With Canada’s big wind energy summit wrapping up in Montreal today, the country’s renewable energy path is in the spotlight. From 2003 to 2009, the country’s installed wind energy base “increased tenfold” – and by the end of this year, North American Windpower magazine notes that the installed capacity is expected to exceed 4,000 MW.
There’s also good news in areas such as British Columbia, “which had zero wind energy capacity before 2009, [and] now has more than 800 MW built, under construction or contracted.” And a new study sees a big potential for Quebec to develop significant wind capacity by 2015.
But the wind energy experts see regional efforts as a drop in the bucket compared to the potential of Canada as a whole, with the Canadian Wind Energy Association (CanWEA) setting a wind capacity vision that’s nearly 14 times as big as the current base — or 55,000 MW by 2025.
Their report on the state of the country’s wind development, WindVision 2025, outlines major economic benefits, including 52,000 new full-time jobs and $165 million in annual revenues, that the 2025 goal would produce. Not to mention the environmental effects – cutting Canada’s annual greenhouse emissions by 17 megatons, to be exact.

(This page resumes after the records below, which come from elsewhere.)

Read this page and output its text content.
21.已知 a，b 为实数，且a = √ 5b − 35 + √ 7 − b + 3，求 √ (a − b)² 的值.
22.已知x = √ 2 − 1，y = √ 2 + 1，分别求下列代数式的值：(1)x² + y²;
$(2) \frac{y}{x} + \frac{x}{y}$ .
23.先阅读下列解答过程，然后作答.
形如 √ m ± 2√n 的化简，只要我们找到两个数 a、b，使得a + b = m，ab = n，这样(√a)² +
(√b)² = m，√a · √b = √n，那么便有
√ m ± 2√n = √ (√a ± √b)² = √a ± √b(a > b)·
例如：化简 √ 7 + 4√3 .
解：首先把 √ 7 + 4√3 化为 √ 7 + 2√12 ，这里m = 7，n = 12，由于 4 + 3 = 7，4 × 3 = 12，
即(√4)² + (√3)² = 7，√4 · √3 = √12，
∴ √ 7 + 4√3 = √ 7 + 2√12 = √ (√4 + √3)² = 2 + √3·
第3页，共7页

The big-picture focus on wind in Canada comes as GE just announced a deal with Suncor Energy to provide 55 of GE’s 1.6-megawatt wind turbines for the Wintering Hills project, one of the largest wind power undertakings in the province of Alberta. At peak operation, Wintering Hills is expected to generate enough electricity to power around 35,000 Canadian homes.
As WindVision 2025 makes clear, wind energy isn’t a magic bullet on energy costs. “Wind power won’t mean that electricity rates will fall,” the report notes, “but it will put the brakes on any price increases.”